For Cholla Cattle Co. owner Harvey Dietrich, winning the Chester A. Reynolds Memorial Award was a “humbling experience.”

“There’s a lot of people in this business and to be selected, it’s been overwhelming,” he says. The award, given by the National Cowboy & Western Heritage Museum, recognizes a living individual or group who over a period of years has demonstrated “unwavering commitment to Western principles.” He accepted the award during the Western Heritage Awards event on April 18 at the museum in Oklahoma City.

When asked what constitutes Western principles, Dietrich replied, “Your word is your bond and handshakes mean a lot – more than a piece of paper. It has to do with how we do business. We care about our animals. We care about our people and we take care of the land, but the big thing for me is protecting the brand, the beef business in the United States.”

Dietrich, who was also honored last year as the 2014 Arizona Pioneer Stockman by the Arizona National Livestock Show, operates the 750,000-acre Diamond A Ranch in Seligman, the largest cattle ranch in Arizona, where he keeps about 6,000 cows, 500 bulls and 150 horses. He also has cattle in other Western states, bringing the total count to about 25,000 to 30,000.

Admittedly, Dietrich says that cattle ranching isn’t the normal career path for a Jewish man to take, but he’s been in the livestock business since he was 15. Growing up in Los Angeles, Dietrich initially worked for a summer at a meatpacking plant owned by friends of his father. “It sounded interesting,” he says. Since Dietrich didn’t drive, one of the owners would pick him up at 3 a.m. and take him to the plant. “I’d never seen anything like it in my life. In the middle of the night, it’s like the middle of the day – there’s lights and trucks and people coming and going,” he says. His job was to unpin the shrouds on cow carcasses so the retailers could select the beef they wanted. He also cleaned water troughs and opened the cattle gates.

Dietrich enjoyed his time there so much, he asked if he could come back and work during Christmas vacation. After high school, he attended Pierce College a couple of days a week and worked at the meatpacking plant the rest of the time. At 19, he quit school after being promoted to cattle buyer.

In 1959, Dietrich moved to Phoenix with the company to replace cattle buyer Eli Grouskay, who was retiring. “There were a handful of Jews here in the business,” Dietrich says.

Jewish life in Phoenix in 1959 revolved around the Jewish Community Center, which at that time was located at 16th Street and Camelback Road, he says. “A lot of young people were moving here, starting families and nobody had any money.
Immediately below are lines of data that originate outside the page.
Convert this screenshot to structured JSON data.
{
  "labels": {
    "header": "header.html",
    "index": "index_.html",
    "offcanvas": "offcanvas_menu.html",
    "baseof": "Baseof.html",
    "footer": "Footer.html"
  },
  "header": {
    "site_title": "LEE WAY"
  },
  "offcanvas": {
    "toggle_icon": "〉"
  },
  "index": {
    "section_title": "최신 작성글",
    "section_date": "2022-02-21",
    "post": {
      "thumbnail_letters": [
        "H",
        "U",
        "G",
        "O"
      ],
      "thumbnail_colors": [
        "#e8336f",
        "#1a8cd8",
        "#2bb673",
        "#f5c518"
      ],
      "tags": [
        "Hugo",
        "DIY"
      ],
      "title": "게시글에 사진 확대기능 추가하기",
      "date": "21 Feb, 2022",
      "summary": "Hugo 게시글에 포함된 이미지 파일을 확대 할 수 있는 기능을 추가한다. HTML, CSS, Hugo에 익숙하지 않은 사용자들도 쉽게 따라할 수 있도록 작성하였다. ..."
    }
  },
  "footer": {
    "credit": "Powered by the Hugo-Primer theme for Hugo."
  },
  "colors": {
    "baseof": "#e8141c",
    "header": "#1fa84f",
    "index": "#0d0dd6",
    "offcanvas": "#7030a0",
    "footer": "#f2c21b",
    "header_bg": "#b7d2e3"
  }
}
People were trying to make it.” When the center moved to the Maryland location, the Dietrichs met a lot of friends at the swimming pool. “Nobody had pools. A lot of people were living in apartments, so it was a great place to hang out,” he says. “There was a lot of camaraderie. The center was a very special place.”

After the move to Phoenix, Dietrich held a couple of jobs, which eventually led him to start ranching in 1972 in California. In 1982, he started Sun Land Beef Co. in Tolleson, which became one of the top 20 beef producing operations in the United States.

Today, Dietrich goes up to the ranch in Seligman regularly, sometimes every other week during the busy season and every other month in the summer. “Right now we’re branding and bringing back some cattle from California that we raised over there to put back in the herd,” he says.

Dietrich and his second wife, Marnie, are longtime members of Beth El Congregation. He’s also an Arizona Jewish Heritage Society board member, who has been involved since “way back” when Beryl Morton started the organization. As for other involvement, Dietrich says, “There’s been opportunities to do other things, but I was in and out of town a lot.”

Being honored with the Chester A. Reynolds Award is really special, Dietrich says. “It’s a once-in-a-lifetime thing and the feeling of being recognized – there’s nothing more significant than being nominated or joining your peers in a group like this. That’s about as good as it gets, at least for me. I’m very appreciative.”